Carl gave him one last nod then turned back to his station. “Yeah, if either of us could retire at our age, we’d have done it by now, right? Have a good time, man!”
Grant started out, taking one last look back before he headed out to the elevator.
12
No one approached Grant in the airport as he made his way to the garage. Down in the belly of the underground garage, he watched every shadow and listened attentively for footsteps coming from behind in the darkness but no one materialized.
All day, his mind had been replaying one of the last things Rudy had said to him: “You’ve got twenty-four hours, Frederickson.

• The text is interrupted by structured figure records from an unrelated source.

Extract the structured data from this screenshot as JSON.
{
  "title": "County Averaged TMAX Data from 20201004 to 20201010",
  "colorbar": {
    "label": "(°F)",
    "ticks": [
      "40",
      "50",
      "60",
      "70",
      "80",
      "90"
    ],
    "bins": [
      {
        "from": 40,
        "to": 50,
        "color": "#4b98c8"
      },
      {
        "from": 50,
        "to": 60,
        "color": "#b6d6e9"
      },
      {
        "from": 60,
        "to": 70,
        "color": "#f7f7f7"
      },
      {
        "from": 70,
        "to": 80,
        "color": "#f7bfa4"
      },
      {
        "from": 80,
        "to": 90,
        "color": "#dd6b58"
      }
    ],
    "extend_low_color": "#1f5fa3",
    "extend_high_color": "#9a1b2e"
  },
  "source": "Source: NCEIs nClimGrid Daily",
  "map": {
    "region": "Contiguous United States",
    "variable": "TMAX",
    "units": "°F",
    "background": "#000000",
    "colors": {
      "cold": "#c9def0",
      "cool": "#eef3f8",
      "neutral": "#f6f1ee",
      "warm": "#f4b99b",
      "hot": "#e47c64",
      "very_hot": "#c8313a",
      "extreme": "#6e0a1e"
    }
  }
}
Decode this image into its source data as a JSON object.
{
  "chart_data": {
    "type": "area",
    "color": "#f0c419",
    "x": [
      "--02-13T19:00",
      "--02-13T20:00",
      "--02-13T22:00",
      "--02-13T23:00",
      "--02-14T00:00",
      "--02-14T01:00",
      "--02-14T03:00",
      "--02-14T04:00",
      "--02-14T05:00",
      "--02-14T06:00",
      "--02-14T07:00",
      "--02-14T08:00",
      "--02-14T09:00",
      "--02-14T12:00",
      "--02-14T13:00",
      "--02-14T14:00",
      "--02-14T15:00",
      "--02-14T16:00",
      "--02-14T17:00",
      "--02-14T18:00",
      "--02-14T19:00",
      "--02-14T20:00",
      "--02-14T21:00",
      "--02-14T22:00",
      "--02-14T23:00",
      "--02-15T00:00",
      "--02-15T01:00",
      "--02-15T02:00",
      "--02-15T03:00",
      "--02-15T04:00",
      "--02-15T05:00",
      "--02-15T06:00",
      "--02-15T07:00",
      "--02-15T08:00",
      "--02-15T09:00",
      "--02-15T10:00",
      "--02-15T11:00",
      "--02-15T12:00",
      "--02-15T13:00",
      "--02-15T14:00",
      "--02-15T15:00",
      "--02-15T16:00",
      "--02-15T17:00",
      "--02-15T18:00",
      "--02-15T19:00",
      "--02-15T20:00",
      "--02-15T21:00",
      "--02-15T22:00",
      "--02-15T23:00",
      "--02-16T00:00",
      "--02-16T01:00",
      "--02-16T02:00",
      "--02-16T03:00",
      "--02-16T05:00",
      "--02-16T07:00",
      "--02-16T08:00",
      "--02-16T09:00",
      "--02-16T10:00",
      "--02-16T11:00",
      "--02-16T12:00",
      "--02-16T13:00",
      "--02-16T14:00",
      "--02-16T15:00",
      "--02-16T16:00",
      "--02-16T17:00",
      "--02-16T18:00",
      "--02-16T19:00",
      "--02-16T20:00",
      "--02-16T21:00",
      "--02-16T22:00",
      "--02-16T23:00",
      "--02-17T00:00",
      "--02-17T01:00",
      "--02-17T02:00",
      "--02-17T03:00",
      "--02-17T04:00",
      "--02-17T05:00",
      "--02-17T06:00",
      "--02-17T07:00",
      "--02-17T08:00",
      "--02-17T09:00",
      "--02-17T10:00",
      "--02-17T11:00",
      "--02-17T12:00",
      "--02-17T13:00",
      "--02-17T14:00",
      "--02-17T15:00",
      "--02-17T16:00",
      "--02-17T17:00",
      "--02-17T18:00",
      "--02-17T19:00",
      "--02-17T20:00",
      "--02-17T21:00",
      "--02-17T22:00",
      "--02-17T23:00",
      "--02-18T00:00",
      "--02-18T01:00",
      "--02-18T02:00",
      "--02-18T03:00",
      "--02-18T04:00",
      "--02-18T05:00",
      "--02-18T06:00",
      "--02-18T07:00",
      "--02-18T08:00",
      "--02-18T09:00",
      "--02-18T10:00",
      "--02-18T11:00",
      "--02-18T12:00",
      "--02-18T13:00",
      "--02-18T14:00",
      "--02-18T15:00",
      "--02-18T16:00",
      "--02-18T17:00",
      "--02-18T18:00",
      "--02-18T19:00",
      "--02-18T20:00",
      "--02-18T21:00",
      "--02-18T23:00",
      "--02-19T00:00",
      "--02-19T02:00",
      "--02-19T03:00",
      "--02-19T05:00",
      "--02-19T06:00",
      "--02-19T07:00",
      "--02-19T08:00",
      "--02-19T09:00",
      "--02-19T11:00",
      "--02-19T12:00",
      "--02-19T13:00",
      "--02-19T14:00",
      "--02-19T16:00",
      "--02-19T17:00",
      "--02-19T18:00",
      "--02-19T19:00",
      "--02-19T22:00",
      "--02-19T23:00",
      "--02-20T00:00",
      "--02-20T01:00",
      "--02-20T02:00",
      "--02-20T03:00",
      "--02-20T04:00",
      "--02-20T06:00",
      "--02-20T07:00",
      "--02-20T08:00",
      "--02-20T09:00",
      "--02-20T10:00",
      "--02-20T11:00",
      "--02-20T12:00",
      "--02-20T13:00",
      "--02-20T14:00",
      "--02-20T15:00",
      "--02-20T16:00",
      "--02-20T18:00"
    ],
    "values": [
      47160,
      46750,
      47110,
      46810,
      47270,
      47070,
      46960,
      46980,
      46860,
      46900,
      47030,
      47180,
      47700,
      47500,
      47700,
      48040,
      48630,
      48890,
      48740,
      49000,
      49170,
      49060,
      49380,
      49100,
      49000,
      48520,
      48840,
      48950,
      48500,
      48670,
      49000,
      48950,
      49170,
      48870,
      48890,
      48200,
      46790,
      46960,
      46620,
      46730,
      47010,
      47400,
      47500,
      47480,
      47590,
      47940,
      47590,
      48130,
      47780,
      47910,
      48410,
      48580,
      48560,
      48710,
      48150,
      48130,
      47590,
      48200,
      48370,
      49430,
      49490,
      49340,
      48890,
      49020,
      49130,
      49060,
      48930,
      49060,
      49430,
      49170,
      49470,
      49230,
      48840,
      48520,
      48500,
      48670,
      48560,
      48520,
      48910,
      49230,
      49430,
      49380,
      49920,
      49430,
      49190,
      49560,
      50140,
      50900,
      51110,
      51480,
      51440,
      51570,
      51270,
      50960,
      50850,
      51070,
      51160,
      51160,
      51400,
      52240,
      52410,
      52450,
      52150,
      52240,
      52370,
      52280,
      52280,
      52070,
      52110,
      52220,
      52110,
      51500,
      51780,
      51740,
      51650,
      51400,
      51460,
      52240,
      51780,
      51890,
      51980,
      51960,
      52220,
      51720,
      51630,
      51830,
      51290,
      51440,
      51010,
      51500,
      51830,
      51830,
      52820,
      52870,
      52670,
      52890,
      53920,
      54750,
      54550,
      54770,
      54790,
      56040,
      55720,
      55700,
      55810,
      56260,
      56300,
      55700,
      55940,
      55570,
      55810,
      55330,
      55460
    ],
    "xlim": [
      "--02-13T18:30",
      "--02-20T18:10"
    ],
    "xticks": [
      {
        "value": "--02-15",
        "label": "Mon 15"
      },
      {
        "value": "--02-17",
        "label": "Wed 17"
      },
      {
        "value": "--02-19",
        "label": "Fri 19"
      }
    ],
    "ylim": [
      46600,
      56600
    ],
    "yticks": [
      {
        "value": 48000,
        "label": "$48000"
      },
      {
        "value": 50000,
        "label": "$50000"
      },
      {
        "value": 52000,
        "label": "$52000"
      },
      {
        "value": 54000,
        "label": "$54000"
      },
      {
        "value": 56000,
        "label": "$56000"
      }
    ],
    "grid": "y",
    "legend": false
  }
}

Choose how you want to spend it.”
He could have spent the day somewhere other than work, but oddly enough, he had st
ill felt a duty to his co-workers and to all the anonymous passengers on all those planes that depended on people like him.
Grant found his Toyota parked in the usual spot, tail-end first in the far right hand row. He opened the unlocked door and cranked his engine.
The knock on his window brought him to attention.
In that split second, he thought: If this is it, I’m ready to go and I’m going to meet this thing head-on.
Slowly, he turned to look his destiny in the eye.
The girl stood at his passenger side window with a wide-eyed panicky look on her face. After a moment, she produced a hundred dollar bill and pressed it wordlessly against the window with an open palm.
“Maddy,” he recalled in a murmur.
Grant instantly recognized her from the coffee shop even before she proceeded to press her nametag next to the hundred he had given her.
He had completely forgotten that he had given her the last of his cash. At the coffee shop after he had done the thing, he had felt instantly free and unburdened, almost as if he had removed the last of the piece of ballast that had kept him from floating away.
In an odd way, seeing his money again brought back the heaviness of reality. Life and its responsibilities seemed to settle back onto his shoulders like a backpack, and he felt a sudden urge to shake this person off and continue to look for the man who had made a date to kill him.
After a few moments of consideration, Grant leaned over and cranked the window down by hand.
“Hi,” she said, apologetically. “I saw you get off the elevator and… I’m having a little trouble and I need a huge favor.”
Just behind her a black Mercedes slid into view and stopped. The driver watched from the darkness of the cab.
Maddy looked behind her and quickly shuffled into the car seat before Grant had responded. “Please, I’m being followed.”
The cab light in the Mercedes lit up. Sitting in the driver’s seat, Rudy nodded across at Grant.
“It’s not you that’s in danger,” Grant told her.